Pasta alla Carbonara
Description
This is a recipe for Pasta alla Carbonara.
Ingredients
- Spaghetti (320g)
- Eggs (5)
- Guanciale (150g)
- Pecorino Romano
Steps
- Crack the eggs in a bowl but only add the yolks. Add a generous amount of your preferred grated cheese
(Pecorino or
Parmigiano) around 35g (you can optionally add a dash of black pepper).
- Fill a pot with water, and when it boils cook the pasta 1 minute less than advised. Use less salt than you
would
normally too.
- Fry the preferred pork (Guanciale or Smoked Pancetta) in a iron or nonstick pan (if using a different kind
of pan add a
dash of extra virgin olive oil) on low to medium heat until the sides are crisp but the insides are chewy.
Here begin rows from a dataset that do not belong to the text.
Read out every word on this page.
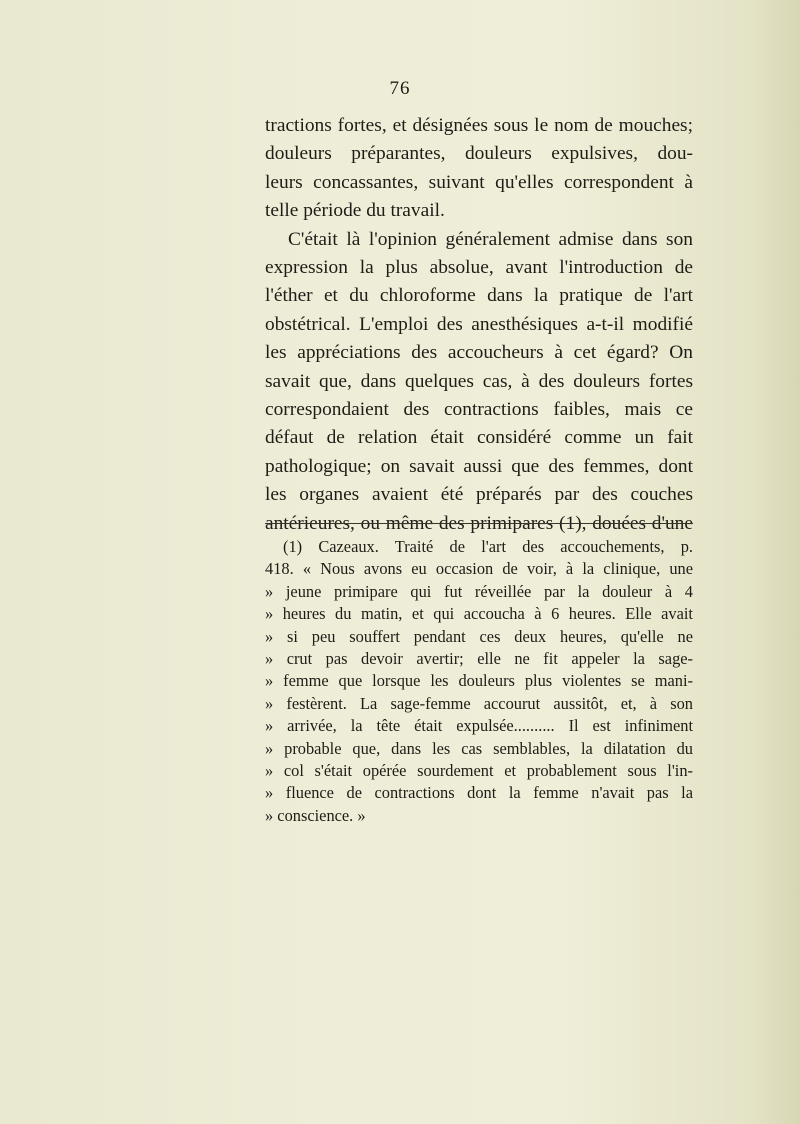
76
tractions fortes, et désignées sous le nom de mouches;
douleurs préparantes, douleurs expulsives, dou-
leurs concassantes, suivant qu'elles correspondent à
telle période du travail.
C'était là l'opinion généralement admise dans son
expression la plus absolue, avant l'introduction de
l'éther et du chloroforme dans la pratique de l'art
obstétrical. L'emploi des anesthésiques a-t-il modifié
les appréciations des accoucheurs à cet égard? On
savait que, dans quelques cas, à des douleurs fortes
correspondaient des contractions faibles, mais ce
défaut de relation était considéré comme un fait
pathologique; on savait aussi que des femmes, dont
les organes avaient été préparés par des couches
antérieures, ou même des primipares (1), douées d'une
(1) Cazeaux. Traité de l'art des accouchements, p.
418. « Nous avons eu occasion de voir, à la clinique, une
» jeune primipare qui fut réveillée par la douleur à 4
» heures du matin, et qui accoucha à 6 heures. Elle avait
» si peu souffert pendant ces deux heures, qu'elle ne
» crut pas devoir avertir; elle ne fit appeler la sage-
» femme que lorsque les douleurs plus violentes se mani-
» festèrent. La sage-femme accourut aussitôt, et, à son
» arrivée, la tête était expulsée.......... Il est infiniment
» probable que, dans les cas semblables, la dilatation du
» col s'était opérée sourdement et probablement sous l'in-
» fluence de contractions dont la femme n'avait pas la
» conscience. »
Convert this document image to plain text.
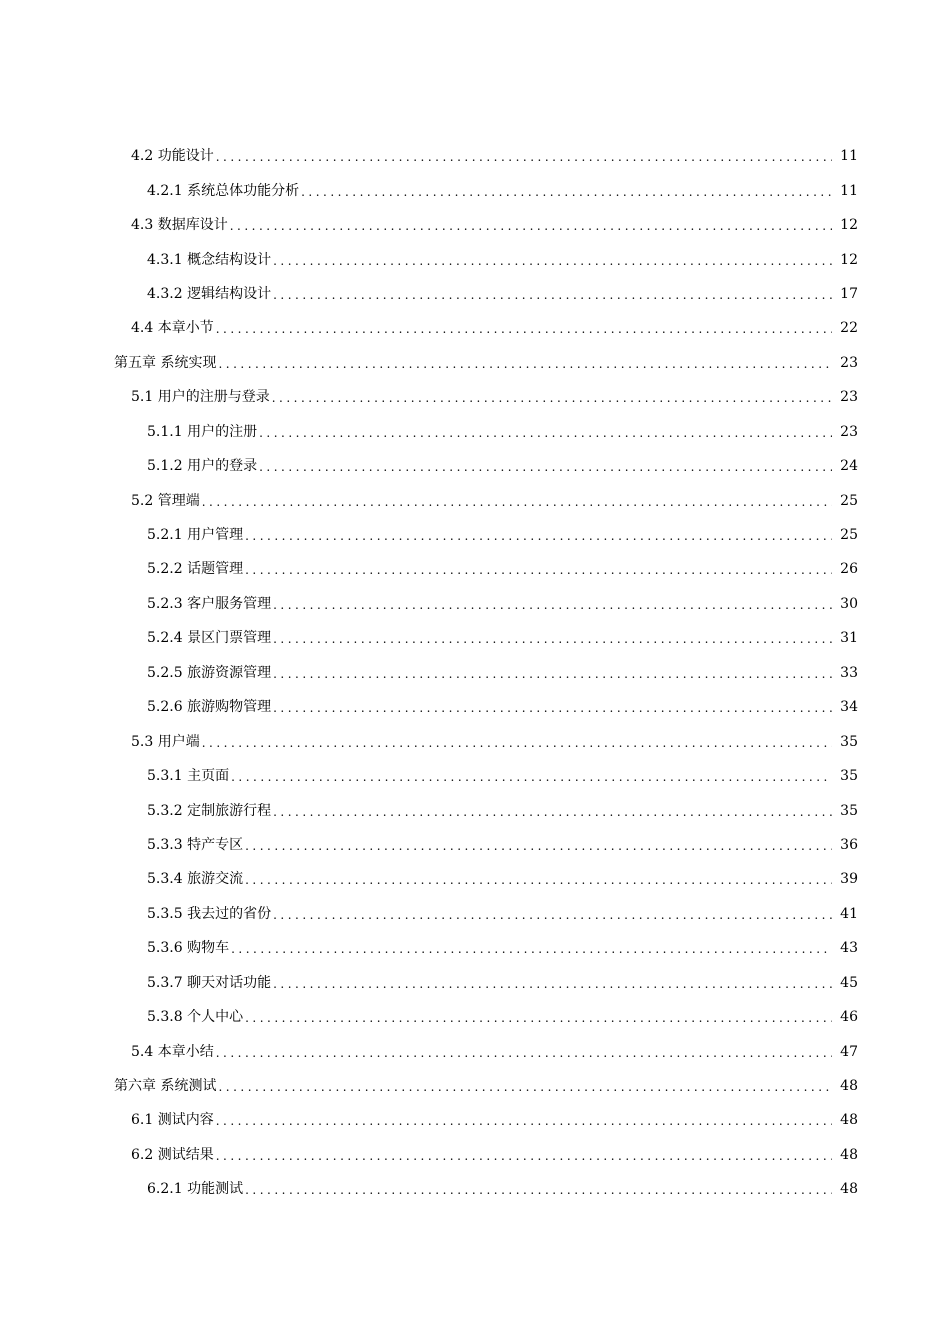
4.2 功能设计 .....	11
4.2.1 系统总体功能分析 .....	11
4.3 数据库设计 .....	12
4.3.1 概念结构设计 .....	12
4.3.2 逻辑结构设计 .....	17
4.4 本章小节 .....	22
第五章 系统实现 .....	23
5.1 用户的注册与登录 .....	23
5.1.1 用户的注册 .....	23
5.1.2 用户的登录 .....	24
5.2 管理端 .....	25
5.2.1 用户管理 .....	25
5.2.2 话题管理 .....	26
5.2.3 客户服务管理 .....	30
5.2.4 景区门票管理 .....	31
5.2.5 旅游资源管理 .....	33
5.2.6 旅游购物管理 .....	34
5.3 用户端 .....	35
5.3.1 主页面 .....	35
5.3.2 定制旅游行程 .....	35
5.3.3 特产专区 .....	36
5.3.4 旅游交流 .....	39
5.3.5 我去过的省份 .....	41
5.3.6 购物车 .....	43
5.3.7 聊天对话功能 .....	45
5.3.8 个人中心 .....	46
5.4 本章小结 .....	47
第六章 系统测试 .....	48
6.1 测试内容 .....	48
6.2 测试结果 .....	48
6.2.1 功能测试 .....	48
- While everything is being cooked and fried, beat the eggs manually using a fork until everything is entirely
liquid.
Remember to watch the time.
- When your pasta is done (-1 minute), drain it and put it in the bowl with eggs. At this step you may
consider the
timing: if the pasta is too hot you will cook the eggs, and some people don’t like it this way, so just wait
for a
minute. Keep moving and stirring to fully incorporate the eggs. Add guanciale and as many fats remaining in
the pan as
you want. Keep moving and stirring.
- Plate and optionally garnish with the preferred grated cheese and black pepper. Voila.